Oct 29, 2013; Lawrence, KS, USA; Kansas Jayhawks guard Andrew Wiggins (22) drives the baseline as Pittsburg State Gorillas guard Josiah Gustafson (4) defends during the first half at Allen Fieldhouse. The Jayhawks won 97-57. Mandatory Credit: Denny Medley-USA TODAY Sports
Denny Medley-USA TODAY Sports

What happens when you lose a superstar in Ben McLemore and a plethora of senior leaders like Jeff Withey and Travis Releford? 

The answer in the case of the Kansas Jayhawks is to load your roster with a dynamic freshman class that can easily contend for a national championship this season. 

The biggest name in the freshman class is some guy named Andrew Wiggins, who according to everybody on planet Earth is the best thing since sliced bread. 

While Wiggins may end up being the best player in collegiate basketball and the No. 1 pick in the NBA draft, he still has to prove that he can play with the big boys at the college level. 

With a bevy of expectations surrounding Wiggins and his classmates, here is a look at the pass-fail marks for the Jayhawks youngsters heading into the 2013-14 season.

Anything less than the marks listed below would be deemed a failure and vice versa for a passing mark. 


Andrew Wiggins, Guard

Pass-Fail Marks: 17.5 points per game, 5.5 rebounds per game, 1.5 assists per game. 

How fast Wiggins will adapt to the college game remains to be seen, but if all the reports are true, he will not have an issue with the jump from high school to college. 

Wiggins is expected to be the main provider of points this season for the Jayhawks, and with the Big 12 being weak—except for Oklahoma State—he should have a field day during conference play.

In nonconference play, Wiggins could put up some mercurial numbers against the likes of Towson, Toledo and Iona, but he will be challenged against some of college basketball's elite, including Georgetown, Duke and New Mexico.

With that being said, an average of 17.5 points per game is a good expectation to hold Wiggins to. 

In the rebounding department, Wiggins will surely use his 6'8" height to an advantage to help out Perry Ellis and Joel Embiid inside. 


Joel Embiid, Center

Pass-Fail Marks: 7.5 points per game, 6.5 rebounds per game, 1.5 blocks per game.

While Wiggins received plenty of hype during the summer, Embiid has attained that same level of hype in the weeks leading up to the regular season. 

The 7-foot center will be called on to replace the contributions of Withey and Kevin Young in the paint, and while that seems like quite the tall task, Embiid should be able to handle it. 

Luckily for Embiid, he will not have to attain the same numbers in the points department that Withey did, but he will be asked to rebound like a mad man in the paint. 

Embiid will not be the only key player in the paint for Kansas this season, as sophomore Perry Ellis is expected to start at the power forward position. 

Since he has Ellis to combine with in the paint, Embiid's expectations in the rebounding and blocking department are not monumental, but they are enough to get the Jayhawks to glory.


Wayne Selden, Guard

Pass-Fail Marks: 7.5 points per game, 4.0 assists per game, 1.5 steals per game

Oct 29, 2013; Lawrence, KS, USA; Kansas Jayhawks guard Wayne Selden, Jr. (1) brings the ball downcourt during the first half of the game against the Pittsburg State Gorillas at Allen Fieldhouse.
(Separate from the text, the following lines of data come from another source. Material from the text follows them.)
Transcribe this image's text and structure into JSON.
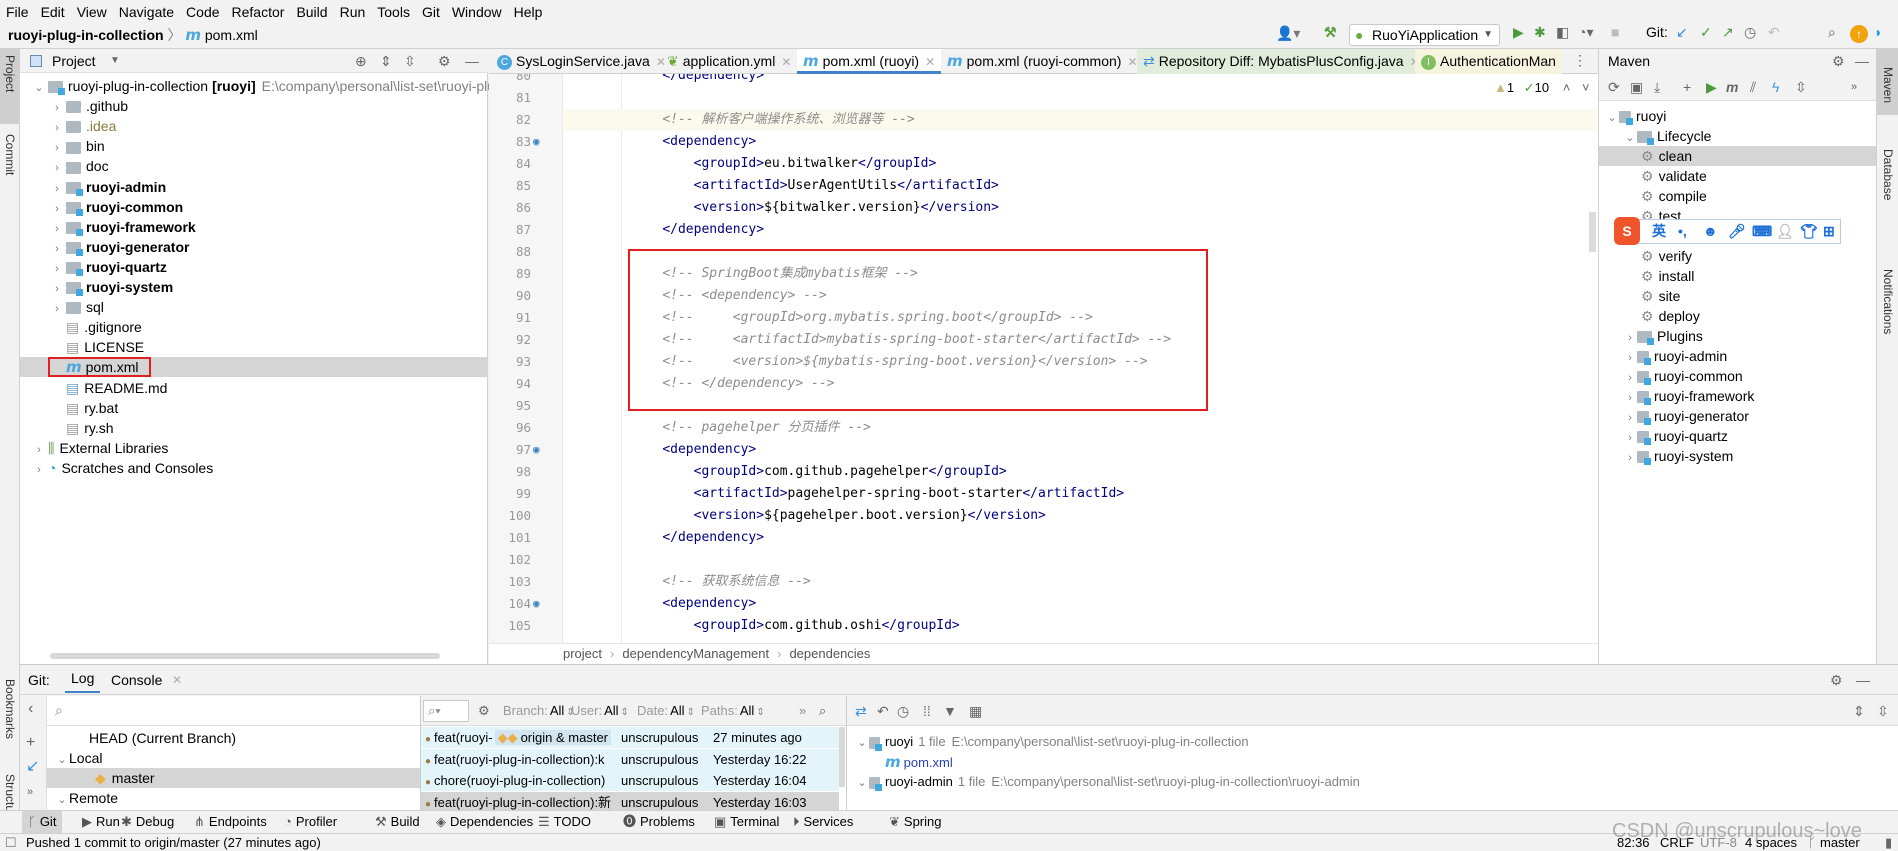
{
  "menu": [
    "File",
    "Edit",
    "View",
    "Navigate",
    "Code",
    "Refactor",
    "Build",
    "Run",
    "Tools",
    "Git",
    "Window",
    "Help"
  ],
  "nav": {
    "project": "ruoyi-plug-in-collection",
    "file": "pom.xml"
  },
  "toolbar": {
    "run_config": "RuoYiApplication",
    "git_label": "Git:"
  },
  "left_strip": {
    "project": "Project",
    "commit": "Commit",
    "bookmarks": "Bookmarks",
    "structure": "Structure"
  },
  "right_strip": {
    "maven": "Maven",
    "database": "Database",
    "notifications": "Notifications"
  },
  "project_panel": {
    "title": "Project",
    "tree": [
      {
        "label": "ruoyi-plug-in-collection",
        "bold_suffix": "[ruoyi]",
        "hint": "E:\\company\\personal\\list-set\\ruoyi-plug-",
        "level": 0,
        "arrow": "v",
        "icon": "module"
      },
      {
        "label": ".github",
        "level": 1,
        "arrow": ">",
        "icon": "folder"
      },
      {
        "label": ".idea",
        "level": 1,
        "arrow": ">",
        "icon": "folder",
        "color": "#8a7a3a"
      },
      {
        "label": "bin",
        "level": 1,
        "arrow": ">",
        "icon": "folder"
      },
      {
        "label": "doc",
        "level": 1,
        "arrow": ">",
        "icon": "folder"
      },
      {
        "label": "ruoyi-admin",
        "level": 1,
        "arrow": ">",
        "icon": "module",
        "bold": true
      },
      {
        "label": "ruoyi-common",
        "level": 1,
        "arrow": ">",
        "icon": "module",
        "bold": true
      },
      {
        "label": "ruoyi-framework",
        "level": 1,
        "arrow": ">",
        "icon": "module",
        "bold": true
      },
      {
        "label": "ruoyi-generator",
        "level": 1,
        "arrow": ">",
        "icon": "module",
        "bold": true
      },
      {
        "label": "ruoyi-quartz",
        "level": 1,
        "arrow": ">",
        "icon": "module",
        "bold": true
      },
      {
        "label": "ruoyi-system",
        "level": 1,
        "arrow": ">",
        "icon": "module",
        "bold": true
      },
      {
        "label": "sql",
        "level": 1,
        "arrow": ">",
        "icon": "folder"
      },
      {
        "label": ".gitignore",
        "level": 1,
        "icon": "file"
      },
      {
        "label": "LICENSE",
        "level": 1,
        "icon": "file"
      },
      {
        "label": "pom.xml",
        "level": 1,
        "icon": "maven",
        "selected": true
      },
      {
        "label": "README.md",
        "level": 1,
        "icon": "md"
      },
      {
        "label": "ry.bat",
        "level": 1,
        "icon": "file"
      },
      {
        "label": "ry.sh",
        "level": 1,
        "icon": "file"
      },
      {
        "label": "External Libraries",
        "level": 0,
        "arrow": ">",
        "icon": "lib"
      },
      {
        "label": "Scratches and Consoles",
        "level": 0,
        "arrow": ">",
        "icon": "scratch"
      }
    ]
  },
  "editor": {
    "tabs": [
      {
        "label": "SysLoginService.java",
        "icon": "C",
        "icon_color": "#4aa8de"
      },
      {
        "label": "application.yml",
        "icon": "leaf",
        "icon_color": "#6aab3f"
      },
      {
        "label": "pom.xml (ruoyi)",
        "icon": "m",
        "active": true
      },
      {
        "label": "pom.xml (ruoyi-common)",
        "icon": "m"
      },
      {
        "label": "Repository Diff: MybatisPlusConfig.java",
        "icon": "diff",
        "bg": "#e1ecdc"
      },
      {
        "label": "AuthenticationMan",
        "icon": "I",
        "icon_color": "#7fbf5f",
        "bg": "#f6f4df"
      }
    ],
    "inspections": {
      "warnings": "1",
      "ok": "10"
    },
    "code": {
      "lines": [
        {
          "num": "80",
          "text": "    </dependency>"
        },
        {
          "num": "81",
          "text": ""
        },
        {
          "num": "82",
          "text": "    <!-- 解析客户端操作系统、浏览器等 -->",
          "current": true
        },
        {
          "num": "83",
          "text": "    <dependency>",
          "gutter": true
        },
        {
          "num": "84",
          "text": "        <groupId>eu.bitwalker</groupId>"
        },
        {
          "num": "85",
          "text": "        <artifactId>UserAgentUtils</artifactId>"
        },
        {
          "num": "86",
          "text": "        <version>${bitwalker.version}</version>"
        },
        {
          "num": "87",
          "text": "    </dependency>"
        },
        {
          "num": "88",
          "text": ""
        },
        {
          "num": "89",
          "text": "    <!-- SpringBoot集成mybatis框架 -->"
        },
        {
          "num": "90",
          "text": "    <!-- <dependency> -->"
        },
        {
          "num": "91",
          "text": "    <!--     <groupId>org.mybatis.spring.boot</groupId> -->"
        },
        {
          "num": "92",
          "text": "    <!--     <artifactId>mybatis-spring-boot-starter</artifactId> -->"
        },
        {
          "num": "93",
          "text": "    <!--     <version>${mybatis-spring-boot.version}</version> -->"
        },
        {
          "num": "94",
          "text": "    <!-- </dependency> -->"
        },
        {
          "num": "95",
          "text": ""
        },
        {
          "num": "96",
          "text": "    <!-- pagehelper 分页插件 -->"
        },
        {
          "num": "97",
          "text": "    <dependency>",
          "gutter": true
        },
        {
          "num": "98",
          "text": "        <groupId>com.github.pagehelper</groupId>"
        },
        {
          "num": "99",
          "text": "        <artifactId>pagehelper-spring-boot-starter</artifactId>"
        },
        {
          "num": "100",
          "text": "        <version>${pagehelper.boot.version}</version>"
        },
        {
          "num": "101",
          "text": "    </dependency>"
        },
        {
          "num": "102",
          "text": ""
        },
        {
          "num": "103",
          "text": "    <!-- 获取系统信息 -->"
        },
        {
          "num": "104",
          "text": "    <dependency>",
          "gutter": true
        },
        {
          "num": "105",
          "text": "        <groupId>com.github.oshi</groupId>"
        }
      ]
    },
    "breadcrumb": [
      "project",
      "dependencyManagement",
      "dependencies"
    ]
  },
  "maven": {
    "title": "Maven",
    "tree": [
      {
        "label": "ruoyi",
        "level": 0,
        "arrow": "v",
        "icon": "maven-module",
        "row": 0
      },
      {
        "label": "Lifecycle",
        "level": 1,
        "arrow": "v",
        "icon": "folder-gear",
        "row": 1
      },
      {
        "label": "clean",
        "level": 2,
        "icon": "gear",
        "row": 2,
        "selected": true
      },
      {
        "label": "validate",
        "level": 2,
        "icon": "gear",
        "row": 3
      },
      {
        "label": "compile",
        "level": 2,
        "icon": "gear",
        "row": 4
      },
      {
        "label": "test",
        "level": 2,
        "icon": "gear",
        "row": 5
      },
      {
        "label": "verify",
        "level": 2,
        "icon": "gear",
        "row": 7
      },
      {
        "label": "install",
        "level": 2,
        "icon": "gear",
        "row": 8
      },
      {
        "label": "site",
        "level": 2,
        "icon": "gear",
        "row": 9
      },
      {
        "label": "deploy",
        "level": 2,
        "icon": "gear",
        "row": 10
      },
      {
        "label": "Plugins",
        "level": 1,
        "arrow": ">",
        "icon": "folder-gear",
        "row": 11
      },
      {
        "label": "ruoyi-admin",
        "level": 1,
        "arrow": ">",
        "icon": "maven-module",
        "row": 12
      },
      {
        "label": "ruoyi-common",
        "level": 1,
        "arrow": ">",
        "icon": "maven-module",
        "row": 13
      },
      {
        "label": "ruoyi-framework",
        "level": 1,
        "arrow": ">",
        "icon": "maven-module",
        "row": 14
      },
      {
        "label": "ruoyi-generator",
        "level": 1,
        "arrow": ">",
        "icon": "maven-module",
        "row": 15
      },
      {
        "label": "ruoyi-quartz",
        "level": 1,
        "arrow": ">",
        "icon": "maven-module",
        "row": 16
      },
      {
        "label": "ruoyi-system",
        "level": 1,
        "arrow": ">",
        "icon": "maven-module",
        "row": 17
      }
    ]
  },
  "ime_bar": {
    "lang": "英",
    "punct": "•,"
  },
  "git_panel": {
    "label": "Git:",
    "tabs": [
      "Log",
      "Console"
    ],
    "branches": [
      {
        "label": "HEAD (Current Branch)",
        "level": 1
      },
      {
        "label": "Local",
        "level": 0,
        "arrow": "v"
      },
      {
        "label": "master",
        "level": 2,
        "selected": true,
        "icon": "tag"
      },
      {
        "label": "Remote",
        "level": 0,
        "arrow": "v"
      }
    ],
    "filters": [
      {
        "name": "Branch:",
        "value": "All"
      },
      {
        "name": "User:",
        "value": "All"
      },
      {
        "name": "Date:",
        "value": "All"
      },
      {
        "name": "Paths:",
        "value": "All"
      }
    ],
    "commits": [
      {
        "msg": "feat(ruoyi-",
        "refs": "origin & master",
        "author": "unscrupulous",
        "time": "27 minutes ago",
        "selected": true
      },
      {
        "msg": "feat(ruoyi-plug-in-collection):k",
        "author": "unscrupulous",
        "time": "Yesterday 16:22",
        "selected": true
      },
      {
        "msg": "chore(ruoyi-plug-in-collection)",
        "author": "unscrupulous",
        "time": "Yesterday 16:04",
        "selected": true
      },
      {
        "msg": "feat(ruoyi-plug-in-collection):新",
        "author": "unscrupulous",
        "time": "Yesterday 16:03"
      }
    ],
    "changes": [
      {
        "label": "ruoyi",
        "count": "1 file",
        "path": "E:\\company\\personal\\list-set\\ruoyi-plug-in-collection",
        "level": 0
      },
      {
        "label": "pom.xml",
        "level": 1
      },
      {
        "label": "ruoyi-admin",
        "count": "1 file",
        "path": "E:\\company\\personal\\list-set\\ruoyi-plug-in-collection\\ruoyi-admin",
        "level": 0
      }
    ]
  },
  "tool_windows": [
    "Git",
    "Run",
    "Debug",
    "Endpoints",
    "Profiler",
    "Build",
    "Dependencies",
    "TODO",
    "Problems",
    "Terminal",
    "Services",
    "Spring"
  ],
  "status": {
    "message": "Pushed 1 commit to origin/master (27 minutes ago)",
    "position": "82:36",
    "line_sep": "CRLF",
    "encoding": "UTF-8",
    "indent": "4 spaces",
    "branch": "master"
  },
  "watermark": "CSDN @unscrupulous~love",
  "colors": {
    "accent": "#4083c9",
    "highlight_box": "#e02020",
    "tag": "#000080",
    "comment": "#8c8c8c",
    "selection": "#d5d5d5",
    "log_selected": "#e3f4fb"
  }
}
Mandatory Credit: Denny Medley-USA TODAY Sports
Denny Medley-USA TODAY Sports

Wayne Selden is a solid player in his own right, but he will undoubtedly be overshadowed by Wiggins and Embiid all season long. 

Selden, along with junior Naadir Tharpe, will be asked to take over at the guard position for McLemore and Elijah Johnson, both of whom left the program after last season. 

As he commands the backcourt, Selden will surely pick up his fair share of assists with a major point producer like Wiggins in the lineup. 

Since he will be dishing to Wiggins and his teammates more than scoring himself, Selden's points-per-game total should be low, but his assists-per-game total should be quite high.